このような信仰の下,最終診断が膨大な検査データとともに提示され,retrospectiveに,つまり後出しじゃんけんで,すべて最初から診断がわかっていたように臨床が論じられる.そうして,最終診断に行き着くまでに生まれた膨大な数の迷い,悩み,疑問は全て忘却の彼方へ押しやられる.臨床は推論の連続であるという史実が消去され,どんなありきたりの症状を示す患者が来ても,たちどころに特異的な免疫検査によって診断を絞り込み,MRIによって診察では決してわからない臓器病変も検出するような,おとぎの国の病院が,患者と医師の両者の心の中に生まれる.

こうしていつ如何なる時でもそ,全ての検査データが即座に得られる環境でなければ診断ができないとの錯覚が醸成され,,いやしくも病院と名乗るのであればすべからくMRIが24時間撮影できる体制を整えるべきであるという思考停止が感染症のように広がった.患者ではなく,検査データや画像が答えを教えてくれるという幻覚妄想状態に一部の医者が陥ったのは,このような機序によってである.

答えは患者しか持っていないのに,その患者から発せられる音声(問診)と非言語性のメッセージ(行動観察・視診・身体診察)を受け取り,診断を教えてもらう.このような診断の土台抜きに空中楼閣を建造しようという大胆な試みへの素朴なアンチテーゼ.臨床推論の正体なんて,そんなものだと思っている.

臨床推論という言葉が生み出すリスク
臨床推論という言葉は,問診や診察を診断に生かす過程を明確に意識させる上で有用だろう.しかし,臨床が推論の連続であることを言語化して明示的に提示することによってむしろ増大するリスクもある.それが,正しい診断を当てようとする正解依存症である.診療の真のエンドポイントは患者さんの喜ぶ顔である.一方,正しい診断はあくまで代用エンドポイントに過ぎない.患者さんの喜ぶ顔と正しい診断が常に一致するとは限らない.典型的な例が2013年のNHK総合診療医DrGでの出来事である.この時,3人の研修医の提示した診断名は始めから終わりまで一貫していた.しかし,患者さんの命を奪う危険性については,私がヒントを与えるまで気づけなかった.

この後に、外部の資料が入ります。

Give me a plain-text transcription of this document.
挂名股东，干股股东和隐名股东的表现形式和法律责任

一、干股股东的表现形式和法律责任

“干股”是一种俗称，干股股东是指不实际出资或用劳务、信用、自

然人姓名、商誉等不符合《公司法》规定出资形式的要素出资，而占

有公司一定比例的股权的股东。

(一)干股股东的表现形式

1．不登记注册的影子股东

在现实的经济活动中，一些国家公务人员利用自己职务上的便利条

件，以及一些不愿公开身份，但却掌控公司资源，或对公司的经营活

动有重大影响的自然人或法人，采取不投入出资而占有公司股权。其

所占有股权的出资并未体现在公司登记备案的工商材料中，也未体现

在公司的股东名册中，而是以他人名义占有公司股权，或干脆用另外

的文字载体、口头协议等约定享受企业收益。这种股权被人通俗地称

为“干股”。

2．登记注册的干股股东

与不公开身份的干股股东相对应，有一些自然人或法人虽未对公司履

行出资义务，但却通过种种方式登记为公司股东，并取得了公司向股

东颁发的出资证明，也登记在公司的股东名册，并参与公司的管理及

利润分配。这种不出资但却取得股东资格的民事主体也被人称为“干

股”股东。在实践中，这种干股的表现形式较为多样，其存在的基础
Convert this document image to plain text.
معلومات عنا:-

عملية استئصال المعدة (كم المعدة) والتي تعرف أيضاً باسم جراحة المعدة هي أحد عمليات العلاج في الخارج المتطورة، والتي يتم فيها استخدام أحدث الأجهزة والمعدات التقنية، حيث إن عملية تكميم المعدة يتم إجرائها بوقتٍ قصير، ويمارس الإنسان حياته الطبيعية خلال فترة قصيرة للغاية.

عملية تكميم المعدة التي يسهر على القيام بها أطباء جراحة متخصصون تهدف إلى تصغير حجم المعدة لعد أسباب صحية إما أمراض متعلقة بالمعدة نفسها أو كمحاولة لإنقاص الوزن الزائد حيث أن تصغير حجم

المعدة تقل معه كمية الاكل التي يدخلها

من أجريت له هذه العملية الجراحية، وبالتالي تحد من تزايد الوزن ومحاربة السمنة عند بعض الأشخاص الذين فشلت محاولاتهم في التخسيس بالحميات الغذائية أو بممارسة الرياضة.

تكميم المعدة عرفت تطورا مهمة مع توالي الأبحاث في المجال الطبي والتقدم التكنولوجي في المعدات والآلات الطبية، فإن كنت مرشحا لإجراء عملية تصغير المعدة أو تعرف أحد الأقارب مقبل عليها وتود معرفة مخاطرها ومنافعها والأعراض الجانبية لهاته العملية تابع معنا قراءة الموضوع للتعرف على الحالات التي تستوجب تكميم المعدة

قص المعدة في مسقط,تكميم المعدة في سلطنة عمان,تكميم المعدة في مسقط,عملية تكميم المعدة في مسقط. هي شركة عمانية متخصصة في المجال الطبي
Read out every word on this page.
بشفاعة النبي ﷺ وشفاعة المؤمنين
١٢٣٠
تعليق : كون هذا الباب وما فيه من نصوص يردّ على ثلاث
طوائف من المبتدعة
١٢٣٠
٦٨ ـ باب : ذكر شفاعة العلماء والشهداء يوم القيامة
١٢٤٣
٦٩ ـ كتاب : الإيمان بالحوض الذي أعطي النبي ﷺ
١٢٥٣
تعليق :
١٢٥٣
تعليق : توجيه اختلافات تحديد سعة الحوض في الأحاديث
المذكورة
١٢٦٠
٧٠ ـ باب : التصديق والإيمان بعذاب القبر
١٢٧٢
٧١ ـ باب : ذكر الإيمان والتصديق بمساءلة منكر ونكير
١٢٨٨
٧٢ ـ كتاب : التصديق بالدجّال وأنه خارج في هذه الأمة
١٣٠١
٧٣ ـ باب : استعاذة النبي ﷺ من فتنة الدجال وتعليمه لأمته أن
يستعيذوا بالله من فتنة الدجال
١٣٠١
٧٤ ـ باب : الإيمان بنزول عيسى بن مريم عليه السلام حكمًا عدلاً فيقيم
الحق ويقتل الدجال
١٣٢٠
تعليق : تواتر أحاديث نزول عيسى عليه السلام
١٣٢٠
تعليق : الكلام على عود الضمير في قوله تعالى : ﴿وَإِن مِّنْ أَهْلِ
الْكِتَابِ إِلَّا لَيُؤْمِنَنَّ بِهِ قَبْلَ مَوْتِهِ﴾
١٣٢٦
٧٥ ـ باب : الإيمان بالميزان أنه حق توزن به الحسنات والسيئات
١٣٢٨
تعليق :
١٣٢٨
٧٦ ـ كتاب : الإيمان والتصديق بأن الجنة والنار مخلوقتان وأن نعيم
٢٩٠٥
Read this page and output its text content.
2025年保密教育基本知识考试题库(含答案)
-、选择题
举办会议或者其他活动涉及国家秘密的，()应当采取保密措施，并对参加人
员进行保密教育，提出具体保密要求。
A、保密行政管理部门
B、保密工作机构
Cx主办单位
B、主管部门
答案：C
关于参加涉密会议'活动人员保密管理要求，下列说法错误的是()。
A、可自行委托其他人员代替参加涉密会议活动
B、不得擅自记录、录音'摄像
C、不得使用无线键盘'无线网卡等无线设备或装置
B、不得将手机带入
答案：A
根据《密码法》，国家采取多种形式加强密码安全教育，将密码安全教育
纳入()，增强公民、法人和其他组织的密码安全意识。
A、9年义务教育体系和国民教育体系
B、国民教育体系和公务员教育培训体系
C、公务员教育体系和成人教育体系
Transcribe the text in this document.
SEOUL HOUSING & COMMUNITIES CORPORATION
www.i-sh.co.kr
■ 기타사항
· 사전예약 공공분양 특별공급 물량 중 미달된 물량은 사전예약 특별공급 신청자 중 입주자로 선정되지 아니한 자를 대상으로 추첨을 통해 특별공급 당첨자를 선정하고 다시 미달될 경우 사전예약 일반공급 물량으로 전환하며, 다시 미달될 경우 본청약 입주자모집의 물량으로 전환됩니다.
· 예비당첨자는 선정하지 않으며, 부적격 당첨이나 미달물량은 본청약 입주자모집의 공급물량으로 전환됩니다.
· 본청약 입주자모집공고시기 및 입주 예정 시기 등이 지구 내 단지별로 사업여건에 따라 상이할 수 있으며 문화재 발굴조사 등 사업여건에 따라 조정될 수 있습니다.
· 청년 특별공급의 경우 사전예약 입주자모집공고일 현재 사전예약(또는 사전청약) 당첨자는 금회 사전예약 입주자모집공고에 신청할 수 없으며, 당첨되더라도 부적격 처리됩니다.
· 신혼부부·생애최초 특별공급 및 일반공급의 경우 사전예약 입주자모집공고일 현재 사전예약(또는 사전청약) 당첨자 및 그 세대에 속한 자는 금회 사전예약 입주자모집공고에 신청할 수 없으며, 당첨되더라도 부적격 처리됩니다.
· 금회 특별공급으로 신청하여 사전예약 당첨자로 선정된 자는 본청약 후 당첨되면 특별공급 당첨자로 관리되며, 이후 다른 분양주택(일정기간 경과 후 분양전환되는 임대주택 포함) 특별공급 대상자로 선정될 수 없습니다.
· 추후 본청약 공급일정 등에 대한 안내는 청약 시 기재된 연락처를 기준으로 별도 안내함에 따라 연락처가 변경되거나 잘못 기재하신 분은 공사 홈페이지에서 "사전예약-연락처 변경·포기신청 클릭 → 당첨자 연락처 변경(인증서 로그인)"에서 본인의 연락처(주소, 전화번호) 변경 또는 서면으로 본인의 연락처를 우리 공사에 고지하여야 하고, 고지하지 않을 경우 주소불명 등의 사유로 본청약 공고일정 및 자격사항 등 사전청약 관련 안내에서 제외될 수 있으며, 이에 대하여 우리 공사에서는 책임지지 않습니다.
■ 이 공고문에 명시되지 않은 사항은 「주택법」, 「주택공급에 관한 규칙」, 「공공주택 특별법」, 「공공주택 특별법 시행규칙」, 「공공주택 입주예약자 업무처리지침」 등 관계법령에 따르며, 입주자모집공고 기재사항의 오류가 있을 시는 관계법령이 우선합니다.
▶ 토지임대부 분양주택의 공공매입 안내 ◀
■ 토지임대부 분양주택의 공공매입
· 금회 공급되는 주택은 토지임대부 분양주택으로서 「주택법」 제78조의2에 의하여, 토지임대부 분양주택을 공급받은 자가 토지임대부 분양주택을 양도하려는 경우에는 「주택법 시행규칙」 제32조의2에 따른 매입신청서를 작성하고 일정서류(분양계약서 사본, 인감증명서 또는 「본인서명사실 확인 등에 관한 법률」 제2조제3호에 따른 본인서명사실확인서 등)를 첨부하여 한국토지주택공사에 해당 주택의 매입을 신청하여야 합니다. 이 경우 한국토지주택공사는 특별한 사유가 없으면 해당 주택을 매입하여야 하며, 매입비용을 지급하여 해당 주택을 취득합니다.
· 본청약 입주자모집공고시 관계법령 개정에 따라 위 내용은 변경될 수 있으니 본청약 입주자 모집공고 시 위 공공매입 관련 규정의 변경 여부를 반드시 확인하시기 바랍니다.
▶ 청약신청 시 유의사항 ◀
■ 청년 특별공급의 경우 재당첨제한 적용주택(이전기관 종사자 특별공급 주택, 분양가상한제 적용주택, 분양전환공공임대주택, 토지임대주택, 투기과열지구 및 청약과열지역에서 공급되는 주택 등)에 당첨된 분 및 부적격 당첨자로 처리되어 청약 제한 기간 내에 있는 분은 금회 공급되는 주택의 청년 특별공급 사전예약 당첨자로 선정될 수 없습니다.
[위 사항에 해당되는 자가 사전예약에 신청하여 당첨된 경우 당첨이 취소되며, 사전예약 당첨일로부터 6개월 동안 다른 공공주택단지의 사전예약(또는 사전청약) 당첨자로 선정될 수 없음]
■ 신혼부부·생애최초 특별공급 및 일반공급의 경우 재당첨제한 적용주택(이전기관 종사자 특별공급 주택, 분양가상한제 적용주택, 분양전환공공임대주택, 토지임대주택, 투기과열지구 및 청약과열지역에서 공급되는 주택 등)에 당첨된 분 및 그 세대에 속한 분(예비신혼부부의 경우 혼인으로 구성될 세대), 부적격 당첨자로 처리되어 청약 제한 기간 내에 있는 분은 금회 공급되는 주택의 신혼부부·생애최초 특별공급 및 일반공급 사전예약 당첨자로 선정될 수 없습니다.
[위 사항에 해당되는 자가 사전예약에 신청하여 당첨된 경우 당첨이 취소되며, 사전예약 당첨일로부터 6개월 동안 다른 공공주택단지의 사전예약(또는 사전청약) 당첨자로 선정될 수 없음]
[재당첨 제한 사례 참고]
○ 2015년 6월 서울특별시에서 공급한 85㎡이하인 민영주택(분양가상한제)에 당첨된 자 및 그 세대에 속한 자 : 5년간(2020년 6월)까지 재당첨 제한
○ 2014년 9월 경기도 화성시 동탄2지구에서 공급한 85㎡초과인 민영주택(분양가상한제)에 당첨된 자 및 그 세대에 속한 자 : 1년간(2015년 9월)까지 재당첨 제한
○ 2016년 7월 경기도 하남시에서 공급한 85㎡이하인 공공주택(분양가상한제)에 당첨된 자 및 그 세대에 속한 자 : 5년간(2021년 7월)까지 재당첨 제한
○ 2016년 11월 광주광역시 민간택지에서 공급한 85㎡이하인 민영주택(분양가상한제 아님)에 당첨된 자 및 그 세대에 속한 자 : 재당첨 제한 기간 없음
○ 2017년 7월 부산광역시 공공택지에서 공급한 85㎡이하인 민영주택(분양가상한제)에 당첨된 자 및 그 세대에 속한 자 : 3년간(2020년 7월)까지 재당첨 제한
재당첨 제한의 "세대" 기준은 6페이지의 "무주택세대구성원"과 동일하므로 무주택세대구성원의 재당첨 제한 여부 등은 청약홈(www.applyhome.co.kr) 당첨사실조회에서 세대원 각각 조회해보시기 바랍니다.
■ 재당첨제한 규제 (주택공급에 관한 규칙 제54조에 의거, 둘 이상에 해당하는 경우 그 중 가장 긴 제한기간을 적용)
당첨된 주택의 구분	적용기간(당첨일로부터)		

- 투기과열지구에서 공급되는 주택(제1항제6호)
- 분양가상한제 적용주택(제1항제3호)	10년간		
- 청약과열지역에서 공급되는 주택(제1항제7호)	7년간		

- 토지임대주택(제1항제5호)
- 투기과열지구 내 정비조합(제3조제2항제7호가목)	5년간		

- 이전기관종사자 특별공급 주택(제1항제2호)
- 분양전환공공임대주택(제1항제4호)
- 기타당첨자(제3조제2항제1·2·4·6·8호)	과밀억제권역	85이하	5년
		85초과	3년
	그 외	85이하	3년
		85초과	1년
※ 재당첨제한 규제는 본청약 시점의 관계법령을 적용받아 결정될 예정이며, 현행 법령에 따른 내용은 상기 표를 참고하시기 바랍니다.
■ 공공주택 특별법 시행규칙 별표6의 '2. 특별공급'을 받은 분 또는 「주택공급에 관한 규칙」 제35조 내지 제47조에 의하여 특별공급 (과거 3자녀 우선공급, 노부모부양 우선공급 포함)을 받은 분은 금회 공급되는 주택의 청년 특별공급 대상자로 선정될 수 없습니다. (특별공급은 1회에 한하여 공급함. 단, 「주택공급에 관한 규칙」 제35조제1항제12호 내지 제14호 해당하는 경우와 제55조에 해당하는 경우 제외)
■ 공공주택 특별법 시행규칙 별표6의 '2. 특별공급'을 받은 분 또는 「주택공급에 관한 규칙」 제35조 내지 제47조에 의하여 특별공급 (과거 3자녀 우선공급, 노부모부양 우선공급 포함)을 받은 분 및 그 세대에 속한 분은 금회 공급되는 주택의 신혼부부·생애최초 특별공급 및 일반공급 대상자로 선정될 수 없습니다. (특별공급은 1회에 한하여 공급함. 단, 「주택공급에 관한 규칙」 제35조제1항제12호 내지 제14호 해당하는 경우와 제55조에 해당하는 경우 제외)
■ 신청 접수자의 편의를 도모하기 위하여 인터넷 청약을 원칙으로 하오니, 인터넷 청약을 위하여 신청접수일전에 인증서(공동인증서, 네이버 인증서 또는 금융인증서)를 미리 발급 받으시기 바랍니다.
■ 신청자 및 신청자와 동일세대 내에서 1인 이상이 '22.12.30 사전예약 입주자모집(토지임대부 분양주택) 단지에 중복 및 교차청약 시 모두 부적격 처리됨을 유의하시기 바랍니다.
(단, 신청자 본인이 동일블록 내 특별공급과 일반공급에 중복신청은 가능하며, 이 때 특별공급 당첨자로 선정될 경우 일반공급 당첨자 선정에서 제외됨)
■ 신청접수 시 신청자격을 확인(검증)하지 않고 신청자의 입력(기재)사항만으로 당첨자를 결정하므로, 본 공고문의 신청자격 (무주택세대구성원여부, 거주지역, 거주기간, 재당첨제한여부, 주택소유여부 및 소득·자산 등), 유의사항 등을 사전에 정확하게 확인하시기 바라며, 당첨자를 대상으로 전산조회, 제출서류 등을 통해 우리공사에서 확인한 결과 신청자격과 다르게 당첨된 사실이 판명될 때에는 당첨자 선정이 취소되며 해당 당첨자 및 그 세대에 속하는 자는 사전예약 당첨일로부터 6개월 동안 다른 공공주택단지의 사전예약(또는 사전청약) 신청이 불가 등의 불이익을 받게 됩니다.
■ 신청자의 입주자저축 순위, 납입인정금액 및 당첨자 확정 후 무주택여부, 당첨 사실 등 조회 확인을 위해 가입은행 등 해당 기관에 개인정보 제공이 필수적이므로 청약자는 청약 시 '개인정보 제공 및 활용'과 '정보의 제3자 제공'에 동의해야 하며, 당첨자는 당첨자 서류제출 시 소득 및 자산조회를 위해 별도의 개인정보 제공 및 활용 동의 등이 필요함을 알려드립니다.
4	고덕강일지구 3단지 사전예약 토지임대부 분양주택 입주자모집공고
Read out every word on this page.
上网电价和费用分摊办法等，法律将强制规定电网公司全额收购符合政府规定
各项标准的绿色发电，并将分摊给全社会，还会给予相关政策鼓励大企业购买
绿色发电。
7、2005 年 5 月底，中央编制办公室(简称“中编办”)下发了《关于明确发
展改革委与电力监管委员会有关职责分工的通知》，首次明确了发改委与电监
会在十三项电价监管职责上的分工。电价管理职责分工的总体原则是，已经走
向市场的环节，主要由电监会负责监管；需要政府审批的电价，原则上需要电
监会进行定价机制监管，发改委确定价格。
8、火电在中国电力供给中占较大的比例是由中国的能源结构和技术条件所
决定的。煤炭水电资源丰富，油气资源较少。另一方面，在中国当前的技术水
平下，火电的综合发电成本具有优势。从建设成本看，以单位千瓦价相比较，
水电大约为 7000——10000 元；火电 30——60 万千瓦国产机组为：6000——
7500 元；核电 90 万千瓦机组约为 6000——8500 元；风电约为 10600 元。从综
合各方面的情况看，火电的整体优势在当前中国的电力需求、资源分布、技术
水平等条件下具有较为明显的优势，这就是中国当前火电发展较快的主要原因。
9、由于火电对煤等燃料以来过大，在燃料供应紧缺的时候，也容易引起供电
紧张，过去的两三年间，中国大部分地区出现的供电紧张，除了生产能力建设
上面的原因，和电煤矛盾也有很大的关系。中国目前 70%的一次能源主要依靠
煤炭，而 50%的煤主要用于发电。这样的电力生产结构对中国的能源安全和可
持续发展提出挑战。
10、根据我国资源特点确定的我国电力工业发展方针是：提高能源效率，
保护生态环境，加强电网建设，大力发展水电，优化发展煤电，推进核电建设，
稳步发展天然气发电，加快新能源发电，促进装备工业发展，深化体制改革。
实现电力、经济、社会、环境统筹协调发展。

クイズなら正解を当てればそれで済むが,臨床はクイズではない.患者さんの命をクイズのネタにしてはならない.「正しい診断は何か?」としゃにむに前へ進む前に後ろと横を固めておかないと,とんでもない方向から流れ弾が飛んできて命を取られる.患者さんの喜ぶ顔を確実に手にするためには,まずは悲劇の可能性の芽を摘んでおくことだ.これが診断リスクの低減=負けない診断である.わかりやすく言うと,可能性の高い疾患のrule inよりも,先へ進む前に除外しておきたい疾患を診断の初期で除外する.

そのためには,
○これはと思う診断と患者さんから発せられるメッセージ(病歴・行動・診察所見)に矛盾する点はないか?
○その矛盾点を説明するような,「嫌な」病気はないか?
○埋めておくべき外堀に相当する疾患の除外は忘れていないか?:例えば頭痛の場合だったら,CTに写らない緊急性の高い病気(側頭動脈炎,緑内障),心窩部痛だったら下壁梗塞,糖尿病性ケトアシドーシスといったように

だから,教育する方も,この点を意識して臨む必要がある.特に自分だけは正解がわかっている場合にはなおさらである.自分の悩み・迷い・疑問という,大切な学習資源を忘れてしまっては,学生の学習を支援できるわけがない.